Pela oitava vez neste ano, sendo que em cinco meses consecutivos, o dono dessas empresas, Baltazar José de Sousa, atrasa o pagamento dos salários e benefícios trabalhistas dos funcionários.
De acordo com a EMTU – Empresa Metropolitana de Transportes Urbanos, que gerencia os serviços, são cerca de 100 ônibus parados que atendem 14 linhas e que deveriam estar disponíveis para 25 mil passageiros por dia.
Não foi acionada operação PAESE – Plano de Apoio entre Empresas em Situação de Emergência e o passageiro tem de se virar.
É necessário pegar um ônibus municipal até a linha 10 da CPTM e pagar outra tarifa para seguir viagem. Isso tem aumentado em R$ 7,60 por dia o custo no deslocamento ida e volta.
A situação para quem mora em Paranapiacaba, Vila de Santo André após Rio Grande da Serra, é pior ainda já que não há trem regular para localidade e o único serviço de transporte coletivo é da Viação Ribeirão Pires.
A gerenciadora reafirma que vai autuar as empresas paralisadas por cada partida não realizada.
O empresário alega que a EMTU – Empresa Metropolitana de Transportes Urbanos, gerenciadora de serviços, não realizou os repasses referentes às gratuidades.

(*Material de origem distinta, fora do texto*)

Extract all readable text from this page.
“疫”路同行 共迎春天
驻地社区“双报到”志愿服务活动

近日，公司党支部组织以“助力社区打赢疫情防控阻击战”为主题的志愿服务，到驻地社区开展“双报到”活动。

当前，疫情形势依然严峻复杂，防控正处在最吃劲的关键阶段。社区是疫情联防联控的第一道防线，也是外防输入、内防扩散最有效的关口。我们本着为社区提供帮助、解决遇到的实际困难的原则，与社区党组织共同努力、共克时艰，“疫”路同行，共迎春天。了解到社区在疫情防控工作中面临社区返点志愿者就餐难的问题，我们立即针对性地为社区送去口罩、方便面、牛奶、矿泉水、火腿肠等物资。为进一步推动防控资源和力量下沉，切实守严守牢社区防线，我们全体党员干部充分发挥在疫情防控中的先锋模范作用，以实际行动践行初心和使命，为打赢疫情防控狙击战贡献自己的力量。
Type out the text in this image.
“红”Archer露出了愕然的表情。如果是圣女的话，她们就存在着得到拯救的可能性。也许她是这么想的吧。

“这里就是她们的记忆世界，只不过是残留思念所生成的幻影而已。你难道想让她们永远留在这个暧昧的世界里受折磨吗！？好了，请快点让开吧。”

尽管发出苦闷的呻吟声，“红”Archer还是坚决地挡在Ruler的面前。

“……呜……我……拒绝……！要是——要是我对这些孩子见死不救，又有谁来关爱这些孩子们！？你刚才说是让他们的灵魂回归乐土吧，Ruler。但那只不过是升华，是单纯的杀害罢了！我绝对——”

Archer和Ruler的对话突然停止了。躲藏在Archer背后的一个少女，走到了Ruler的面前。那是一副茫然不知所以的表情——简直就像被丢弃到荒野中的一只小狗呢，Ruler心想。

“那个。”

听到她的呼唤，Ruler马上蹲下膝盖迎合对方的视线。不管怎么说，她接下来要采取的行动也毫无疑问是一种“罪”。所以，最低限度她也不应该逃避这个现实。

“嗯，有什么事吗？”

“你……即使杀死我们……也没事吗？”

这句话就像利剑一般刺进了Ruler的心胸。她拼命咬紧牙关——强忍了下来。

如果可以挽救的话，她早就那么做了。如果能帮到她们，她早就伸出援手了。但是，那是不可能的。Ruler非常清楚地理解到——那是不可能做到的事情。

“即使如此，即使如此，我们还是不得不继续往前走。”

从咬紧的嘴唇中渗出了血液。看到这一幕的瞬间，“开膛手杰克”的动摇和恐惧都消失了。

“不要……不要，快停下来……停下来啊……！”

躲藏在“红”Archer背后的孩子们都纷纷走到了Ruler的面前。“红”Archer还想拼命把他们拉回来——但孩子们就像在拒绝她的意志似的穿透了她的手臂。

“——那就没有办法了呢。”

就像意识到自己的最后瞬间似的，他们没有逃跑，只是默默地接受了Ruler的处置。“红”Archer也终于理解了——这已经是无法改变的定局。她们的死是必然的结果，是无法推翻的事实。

A EMTU nega e diz que os repasses estão em dia.
Baltazar José de Sousa tem uma dívida com a Receita Federal de R$ 1 bilhão, de acordo com Ministério Público Federal, valor que é contestado pela defesa.
Baltazar responde a mais de 200 processos, entre os quais trabalhistas e tributários.
As empresas de Baltazar operam a Área 5 da EMTU, que nunca foi licitada por pressão dos próprios empresários de ônibus.
No início do ano que vem, o edital envolvendo toda a Grande São Paulo, inclusive o ABC Paulista, deve ser lançado pela EMTU.
Por estar com situação tributária irregular, o empresário que já fez parte do Grupo dos Mineiros não poderá participar.
O Grupo dos Mineiros, formado nos anos de 1980 de maneira informal, tinha como membros Constantino de Oliveira, fundador da Gol Linhas Aéreas e dono do Grupo Comporte, Mário Elísio Jacinto, Renato Fernandes Soares, Baltazar José de Sousa e Ronan Maria Pinto.